Per lui Palermo era un ricordo lontano e nostalgico, il posto degli affetti sinceri, degli amici, della scuola e dell’università, del profumo dolce e speziato del cibo.
Ci salutammo, ignari che da lì a poco saremmo stati costretti in casa per quasi tre mesi. Un periodo terribile per il professore che improvvisamente rimase solo, disperato ed abbandonato ai suoi ricordi, senza nessuno con cui poterli condividere.
Il professore non ce l’ha fatta ed il 25 aprile, giorno della liberazione, ha deciso di liberarsi da questa vita; la mattina ha salutato Marco dicendogli “ Mi voglio liberare”, ha aspettato che il suo tutore andasse via e, nel pomeriggio, si è gettato dal balcone.

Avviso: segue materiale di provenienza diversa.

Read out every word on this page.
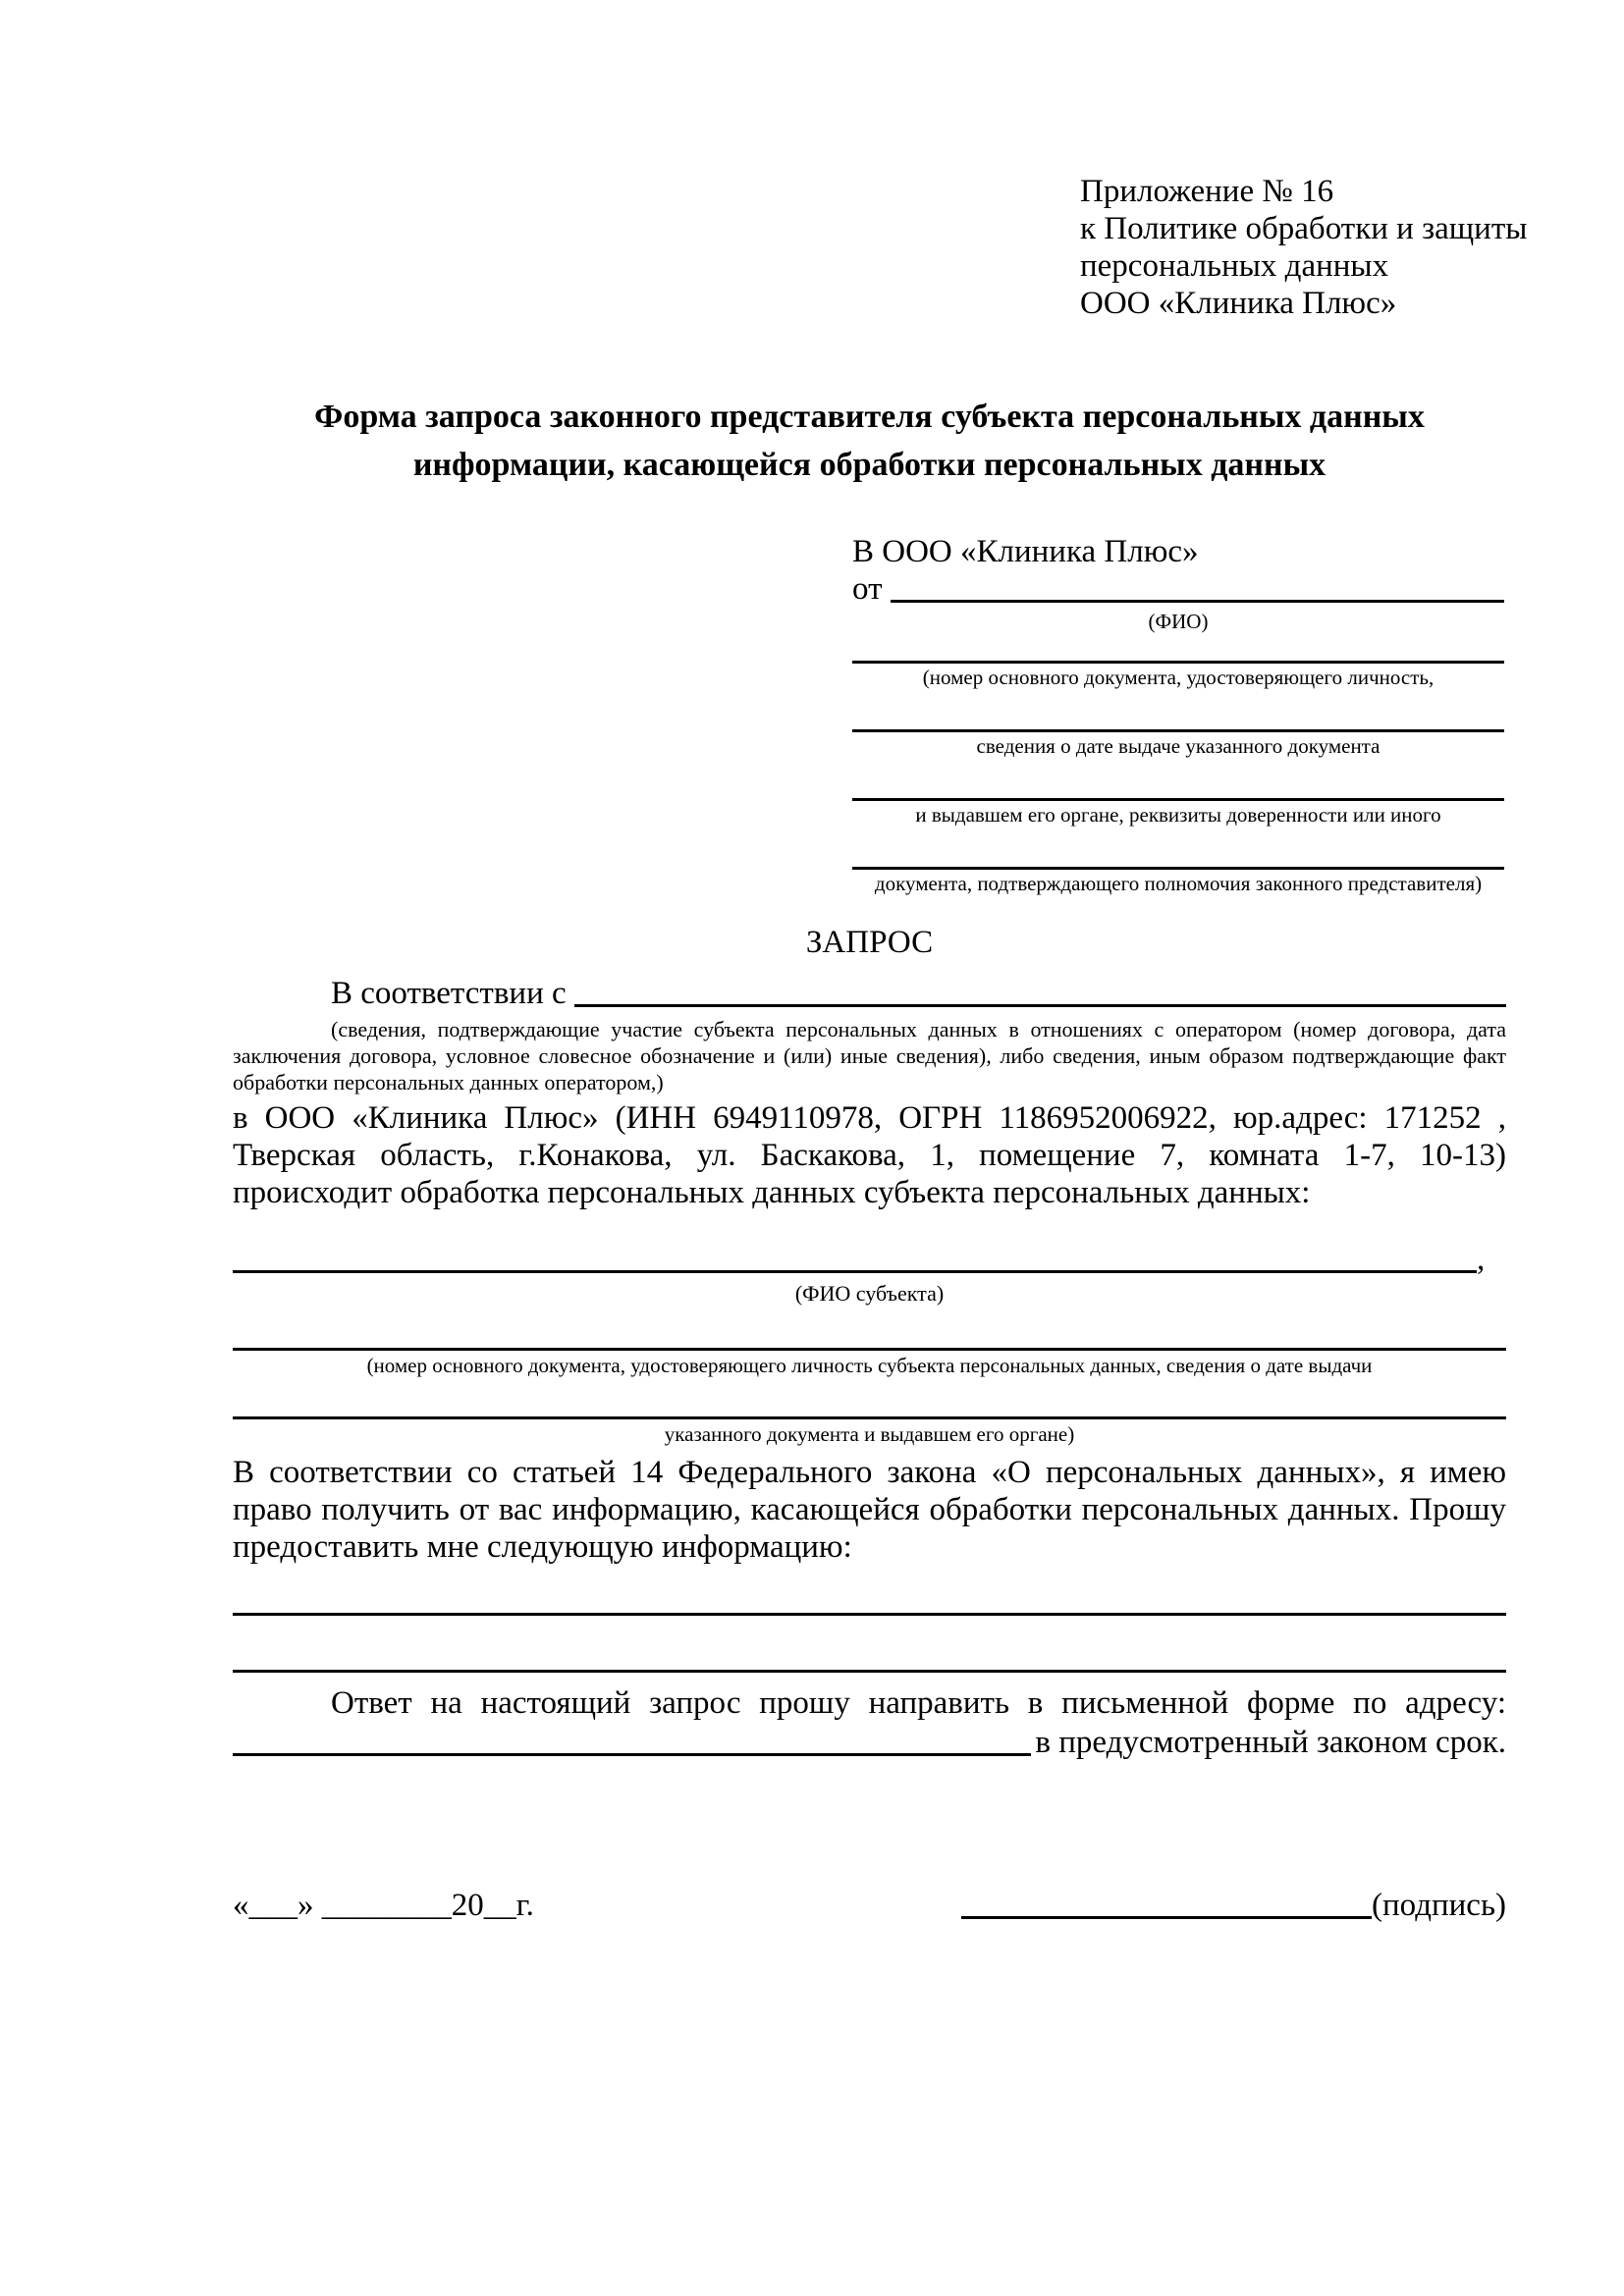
Приложение № 16
к Политике обработки и защиты
персональных данных
ООО «Клиника Плюс»
Форма запроса законного представителя субъекта персональных данных
информации, касающейся обработки персональных данных
В ООО «Клиника Плюс»
от
(ФИО)
(номер основного документа, удостоверяющего личность,
сведения о дате выдаче указанного документа
и выдавшем его органе, реквизиты доверенности или иного
документа, подтверждающего полномочия законного представителя)
ЗАПРОС
В соответствии с
(сведения, подтверждающие участие субъекта персональных данных в отношениях с оператором (номер договора, дата заключения договора, условное словесное обозначение и (или) иные сведения), либо сведения, иным образом подтверждающие факт обработки персональных данных оператором,)
в ООО «Клиника Плюс» (ИНН 6949110978, ОГРН 1186952006922, юр.адрес: 171252 , Тверская область, г.Конакова, ул. Баскакова, 1, помещение 7, комната 1-7, 10-13) происходит обработка персональных данных субъекта персональных данных:
,
(ФИО субъекта)
(номер основного документа, удостоверяющего личность субъекта персональных данных, сведения о дате выдачи
указанного документа и выдавшем его органе)
В соответствии со статьей 14 Федерального закона «О персональных данных», я имею право получить от вас информацию, касающейся обработки персональных данных. Прошу предоставить мне следующую информацию:
Ответ на настоящий запрос прошу направить в письменной форме по адресу:
в предусмотренный законом срок.
«___» ________20__г.	(подпись)
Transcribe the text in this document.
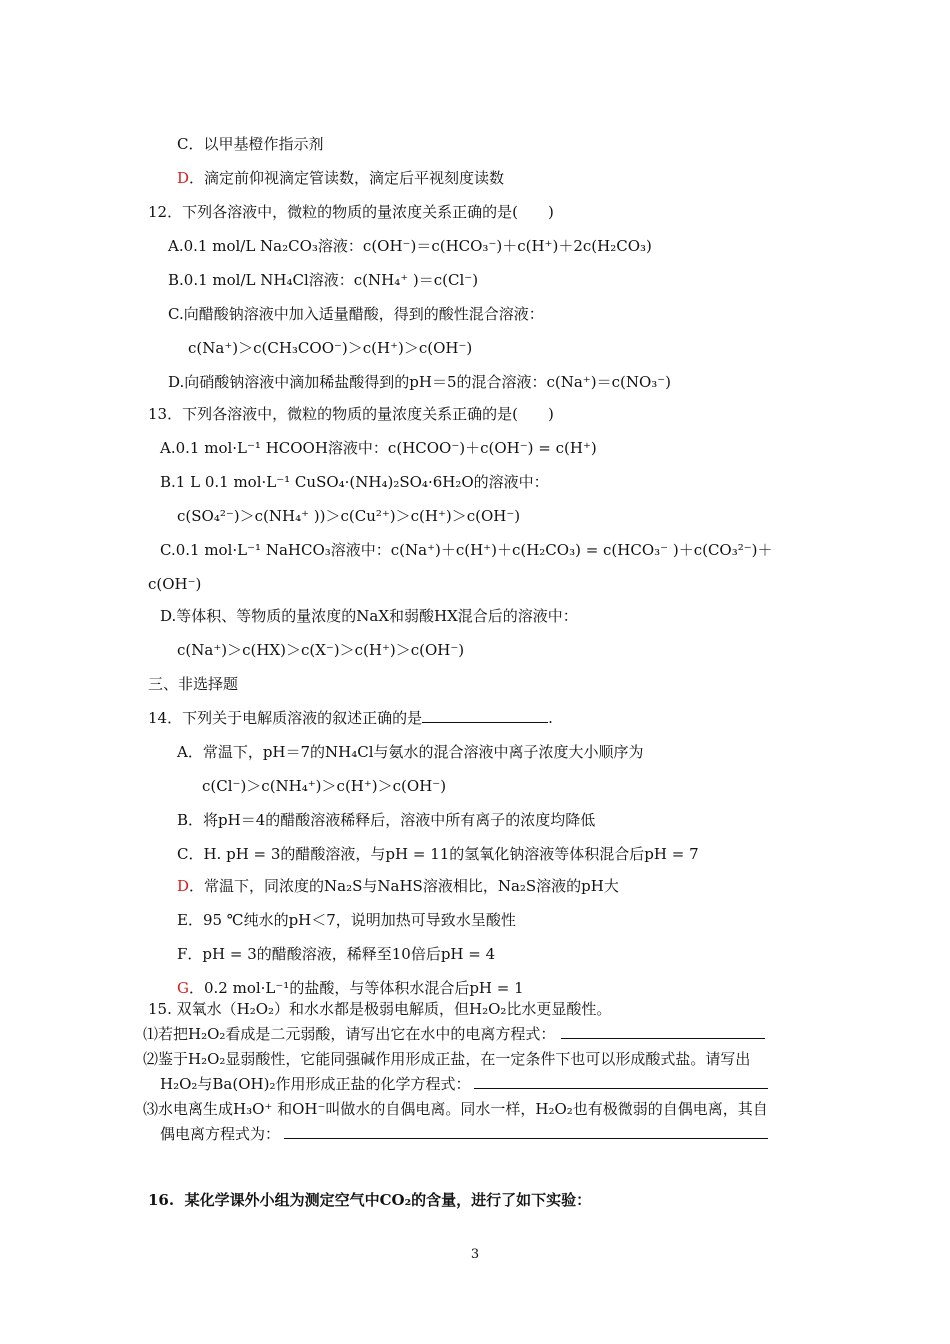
C．以甲基橙作指示剂
D．滴定前仰视滴定管读数，滴定后平视刻度读数
12．下列各溶液中，微粒的物质的量浓度关系正确的是(　　)
A.0.1 mol/L Na₂CO₃溶液：c(OH⁻)＝c(HCO₃⁻)＋c(H⁺)＋2c(H₂CO₃)
B.0.1 mol/L NH₄Cl溶液：c(NH₄⁺ )＝c(Cl⁻)
C.向醋酸钠溶液中加入适量醋酸，得到的酸性混合溶液：
c(Na⁺)＞c(CH₃COO⁻)＞c(H⁺)＞c(OH⁻)
D.向硝酸钠溶液中滴加稀盐酸得到的pH＝5的混合溶液：c(Na⁺)＝c(NO₃⁻)
13．下列各溶液中，微粒的物质的量浓度关系正确的是(　　)
A.0.1 mol·L⁻¹ HCOOH溶液中：c(HCOO⁻)＋c(OH⁻) = c(H⁺)
B.1 L 0.1 mol·L⁻¹ CuSO₄·(NH₄)₂SO₄·6H₂O的溶液中：
c(SO₄²⁻)＞c(NH₄⁺ ))＞c(Cu²⁺)＞c(H⁺)＞c(OH⁻)
C.0.1 mol·L⁻¹ NaHCO₃溶液中：c(Na⁺)＋c(H⁺)＋c(H₂CO₃) = c(HCO₃⁻ )＋c(CO₃²⁻)＋
c(OH⁻)
D.等体积、等物质的量浓度的NaX和弱酸HX混合后的溶液中：
c(Na⁺)＞c(HX)＞c(X⁻)＞c(H⁺)＞c(OH⁻)
三、非选择题
14．下列关于电解质溶液的叙述正确的是	.
A．常温下，pH＝7的NH₄Cl与氨水的混合溶液中离子浓度大小顺序为
c(Cl⁻)＞c(NH₄⁺)＞c(H⁺)＞c(OH⁻)
B．将pH＝4的醋酸溶液稀释后，溶液中所有离子的浓度均降低
C．H. pH = 3的醋酸溶液，与pH = 11的氢氧化钠溶液等体积混合后pH = 7
D．常温下，同浓度的Na₂S与NaHS溶液相比，Na₂S溶液的pH大
E．95 ℃纯水的pH＜7，说明加热可导致水呈酸性
F．pH = 3的醋酸溶液，稀释至10倍后pH = 4
G．0.2 mol·L⁻¹的盐酸，与等体积水混合后pH = 1
15. 双氧水（H₂O₂）和水水都是极弱电解质，但H₂O₂比水更显酸性。
⑴若把H₂O₂看成是二元弱酸，请写出它在水中的电离方程式：
⑵鉴于H₂O₂显弱酸性，它能同强碱作用形成正盐，在一定条件下也可以形成酸式盐。请写出
H₂O₂与Ba(OH)₂作用形成正盐的化学方程式：
⑶水电离生成H₃O⁺ 和OH⁻叫做水的自偶电离。同水一样，H₂O₂也有极微弱的自偶电离，其自
偶电离方程式为：
16. 某化学课外小组为测定空气中CO₂的含量，进行了如下实验：
3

Sabato scorso sono tornata in fraschetteria con l’idea di ricordarlo; nessuno di noi era potuto andare al funerale e l’ho considerato un atto dovuto per lui e per tutti quelli che di nuovo si trovano soli, malati, impauriti. Ho chiesto un ricordo e tutti si sono messi a raccontare, ognuno con il proprio contributo, felici di immaginarlo ancora lì e di potergli dare quell’abbraccio mancato.